Apart from the impact this had on the New York City mayoral race—Weiner lost the lead in the Democratic Party primary and eventually came in last—the scandal proved to be a serious embarrassment to the Clintons.
“In a sense,” reported
New York
magazine, “the Weiner scandal is a ghost of Clintonworld past, summoning sordid images of unruly appetites and bimbo eruptions, exactly the sort of thing that needs to be walled off and excised in a 2016 campaign.”
And that wasn’t the end of the Abedin-Weiner scandal. Politico revealed that Hillary had set up a lucrative sweetheart deal for Huma. She arranged for Huma to work part-time at the State Department while pulling down paychecks at Doug Band’s company, Teneo, and at the Clinton Foundation. Questioned by reporters, Abedin denied that she had provided any inside government information gained from her State Department job to her private employers. But the matter left a bad taste in the mouths of many people and resurrected memories of the Clintons’ dubious financial dealings.
During this time, there was speculation in the media that Hillary had given Huma an ultimatum, demanding that she dump her husband if she wanted to stay on good terms with the Clintons. But Hillary, who had pulled through the Whitewater and
commodity-trading imbroglios, wasn’t so easily scandalized; in fact, she didn’t think either Anthony Weiner or Huma Abedin had done anything seriously wrong.
“Those stories made me look as though I was trying to force Huma to dump the father of her newborn child,” Hillary said, according to the friend who attended the July dinner in New York. “In my eyes, the guy isn’t guilty of a crime sufficient to take his son away from him and to deprive the little boy of having an intact family. I want Huma and Tony to work out their problems, and I think they will. If I become president, I’d love Tony and Huma to be part of my administration.”

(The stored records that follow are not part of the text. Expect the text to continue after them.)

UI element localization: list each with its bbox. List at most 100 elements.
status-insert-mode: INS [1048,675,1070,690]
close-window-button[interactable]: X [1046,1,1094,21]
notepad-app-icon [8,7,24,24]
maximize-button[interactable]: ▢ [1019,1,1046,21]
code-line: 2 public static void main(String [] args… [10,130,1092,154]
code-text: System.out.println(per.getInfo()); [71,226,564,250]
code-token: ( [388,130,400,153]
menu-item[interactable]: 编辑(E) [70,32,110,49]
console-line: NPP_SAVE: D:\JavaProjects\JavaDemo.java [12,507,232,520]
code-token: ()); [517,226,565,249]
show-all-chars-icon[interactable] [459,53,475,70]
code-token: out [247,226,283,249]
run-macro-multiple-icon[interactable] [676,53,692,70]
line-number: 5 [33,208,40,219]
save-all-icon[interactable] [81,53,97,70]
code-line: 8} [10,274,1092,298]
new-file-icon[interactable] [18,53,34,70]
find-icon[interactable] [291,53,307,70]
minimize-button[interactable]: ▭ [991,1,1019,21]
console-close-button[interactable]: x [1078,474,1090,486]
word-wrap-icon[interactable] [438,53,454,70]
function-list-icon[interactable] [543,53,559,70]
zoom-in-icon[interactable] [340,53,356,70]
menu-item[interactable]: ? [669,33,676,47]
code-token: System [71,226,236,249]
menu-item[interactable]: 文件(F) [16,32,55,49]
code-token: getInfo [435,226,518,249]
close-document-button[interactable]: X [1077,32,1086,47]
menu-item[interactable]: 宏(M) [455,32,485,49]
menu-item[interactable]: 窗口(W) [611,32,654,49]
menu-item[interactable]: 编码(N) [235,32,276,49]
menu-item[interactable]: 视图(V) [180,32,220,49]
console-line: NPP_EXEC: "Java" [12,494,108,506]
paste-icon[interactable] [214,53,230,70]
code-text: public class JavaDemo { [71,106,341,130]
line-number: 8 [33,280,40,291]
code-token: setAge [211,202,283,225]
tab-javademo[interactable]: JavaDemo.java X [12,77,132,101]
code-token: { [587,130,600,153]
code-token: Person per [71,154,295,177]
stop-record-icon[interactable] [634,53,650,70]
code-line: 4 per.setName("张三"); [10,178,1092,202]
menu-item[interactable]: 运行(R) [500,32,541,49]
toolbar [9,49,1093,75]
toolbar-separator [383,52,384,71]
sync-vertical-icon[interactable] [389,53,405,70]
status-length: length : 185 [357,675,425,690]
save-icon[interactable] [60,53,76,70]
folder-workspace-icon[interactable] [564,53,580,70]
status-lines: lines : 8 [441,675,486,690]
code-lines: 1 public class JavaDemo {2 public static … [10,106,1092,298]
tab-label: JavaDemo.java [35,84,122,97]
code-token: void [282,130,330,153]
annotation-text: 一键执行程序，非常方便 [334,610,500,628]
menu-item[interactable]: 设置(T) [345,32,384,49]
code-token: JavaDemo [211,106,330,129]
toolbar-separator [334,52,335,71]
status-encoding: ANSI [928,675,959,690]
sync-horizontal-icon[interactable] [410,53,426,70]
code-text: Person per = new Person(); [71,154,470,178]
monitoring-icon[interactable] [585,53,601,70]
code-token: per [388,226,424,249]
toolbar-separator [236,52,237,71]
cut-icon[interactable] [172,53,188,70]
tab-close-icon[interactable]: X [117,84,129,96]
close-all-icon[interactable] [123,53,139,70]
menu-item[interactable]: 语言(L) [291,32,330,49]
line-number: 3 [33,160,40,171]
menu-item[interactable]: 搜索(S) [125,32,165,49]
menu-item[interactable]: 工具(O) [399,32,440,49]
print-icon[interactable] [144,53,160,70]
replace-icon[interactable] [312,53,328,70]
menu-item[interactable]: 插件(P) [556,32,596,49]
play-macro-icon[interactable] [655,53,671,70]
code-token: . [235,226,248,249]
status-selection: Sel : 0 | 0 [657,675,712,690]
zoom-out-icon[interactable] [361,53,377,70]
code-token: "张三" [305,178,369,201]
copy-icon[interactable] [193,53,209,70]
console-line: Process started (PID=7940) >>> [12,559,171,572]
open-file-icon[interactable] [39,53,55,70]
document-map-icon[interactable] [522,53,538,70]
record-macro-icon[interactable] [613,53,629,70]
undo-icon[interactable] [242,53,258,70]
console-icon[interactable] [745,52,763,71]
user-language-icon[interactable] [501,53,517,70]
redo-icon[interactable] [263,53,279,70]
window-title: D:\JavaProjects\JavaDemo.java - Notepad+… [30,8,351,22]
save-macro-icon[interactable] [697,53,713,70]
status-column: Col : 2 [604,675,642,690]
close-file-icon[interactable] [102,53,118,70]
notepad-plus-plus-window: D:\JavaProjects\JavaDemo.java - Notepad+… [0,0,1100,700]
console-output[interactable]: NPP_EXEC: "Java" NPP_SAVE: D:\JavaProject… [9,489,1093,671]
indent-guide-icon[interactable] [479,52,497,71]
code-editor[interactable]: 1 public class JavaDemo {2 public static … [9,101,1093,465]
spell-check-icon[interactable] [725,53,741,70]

Hillary’s passing reference to her future administration seemed to set Bill off on a new train of thought: the dimming prospects of working out a deal with Barack Obama.
“The guy really hates us,” Bill said. “As lovable as we are, he hates Hillary and me with a passion. I just don’t get it.”
Talking about Obama always gave Bill Clinton agita. Tonight he was particularly upset over a White House luncheon Hillary had recently attended. Obama had delivered the invitation personally when he ran into Hillary at the dedication of the George W. Bush Presidential Library at Southern Methodist University in Dallas. “Just the two of us,” Obama had said, meaning that Bill was not invited. When Hillary inquired if there was something in particular that Obama wanted to discuss, he laughed and said, “No, just social. I miss ya.”